Mehr Jugendbeteiligung: 2020 eines der zentralen Eusalp-Themen für CIPRA Frankreich. (c) Caroline Begle, CIPRA International

Mit dem neuen Jahr wechselt der Eusalp-Vorsitz von Italien zu Frankreich. Die französische CIPRA-Vertretung bringt sich mit Vorschlägen zu regionaler Landwirtschaft, Jugendbeteiligung und weiteren Themen ein.

Tourismus, Mobilität, Jugend, Berglandwirtschaft, Klima und ökologischer Wandel: Zu diesen Themen hat CIPRA Frankreich anhand von Workshops, Interviews und Recherchen Vorschläge für die französische Eusalp-Präsidentschaft erarbeitet. Die Makroregionale EU-Strategie für den Alpenraum (Eusalp) ist ein 2015 eingerichtetes transnationales Instrument von sieben Alpenländern und 48 Alpenregionen mit dem Ziel, sich gemeinsam den Herausforderungen im Alpenraum zu stellen. Frankreich hat nun bis Ende 2020 neben dem Eusalp-Vorsitz auch den Vorsitz der Alpenkonvention inne.
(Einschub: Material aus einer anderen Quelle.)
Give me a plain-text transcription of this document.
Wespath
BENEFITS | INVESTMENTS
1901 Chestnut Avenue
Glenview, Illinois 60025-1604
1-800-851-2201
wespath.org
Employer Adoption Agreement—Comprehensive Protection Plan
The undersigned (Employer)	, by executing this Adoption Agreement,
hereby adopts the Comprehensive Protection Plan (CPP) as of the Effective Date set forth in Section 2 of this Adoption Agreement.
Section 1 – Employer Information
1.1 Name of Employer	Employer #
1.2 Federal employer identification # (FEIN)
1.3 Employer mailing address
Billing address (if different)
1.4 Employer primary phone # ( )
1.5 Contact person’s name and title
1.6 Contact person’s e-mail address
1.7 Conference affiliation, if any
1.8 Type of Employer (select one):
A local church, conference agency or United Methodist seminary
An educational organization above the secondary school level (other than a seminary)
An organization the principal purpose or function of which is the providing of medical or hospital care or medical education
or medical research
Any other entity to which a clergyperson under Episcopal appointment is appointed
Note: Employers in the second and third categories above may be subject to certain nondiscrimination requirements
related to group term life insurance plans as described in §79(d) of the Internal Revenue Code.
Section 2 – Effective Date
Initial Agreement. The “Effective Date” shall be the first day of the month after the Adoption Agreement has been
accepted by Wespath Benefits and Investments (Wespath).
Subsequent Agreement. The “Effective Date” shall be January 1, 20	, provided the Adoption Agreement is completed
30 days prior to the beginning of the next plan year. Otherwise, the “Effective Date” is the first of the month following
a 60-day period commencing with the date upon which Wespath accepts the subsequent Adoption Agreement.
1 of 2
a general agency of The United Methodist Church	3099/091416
Mehr regionale Landwirtschaft und weniger Verkehr

Wie kann bei Nutzungskonflikten zwischen Tourismus und Berglandwirtschaft vermittelt werden? Welche Zukunft hat die Landwirtschaft in den Alpen? Mit Fragen wie diesen setzt sich – dank der Initiative von CIPRA Frankreich – der Aktionsplan der Eusalp auseinander. Marc-Jérôme Hassid, Geschäftsführer bei CIPRA Frankreich, befürwortet einen verstärkten Fokus auf kurze Produktionsketten in der Landwirtschaft. Diese würden sich sowohl auf die regionale als auch die biologische Landwirtschaft positiv auswirken, so Hassid. «Der vermehrte Genuss regionaler Produkte leistet zudem einen Beitrag an die Verkehrsreduktion auf den Transitrouten.»

Wege zum guten Leben am Land

Vor allem ländliche Gebiete im Alpenraum leiden unter Überalterung. Jungen Menschen müssen neue Wege für ein gutes Leben am Land aufgezeigt werden. CIPRA Frankreich beteiligt sich deshalb massgeblich an der Arbeitsgruppe «Jeunes» des «Comité de Massif des Alpes» und fordert den Eusalp-Vorsitz unter anderem dazu auf, einen internationalen Event für Jugendliche zu organisieren.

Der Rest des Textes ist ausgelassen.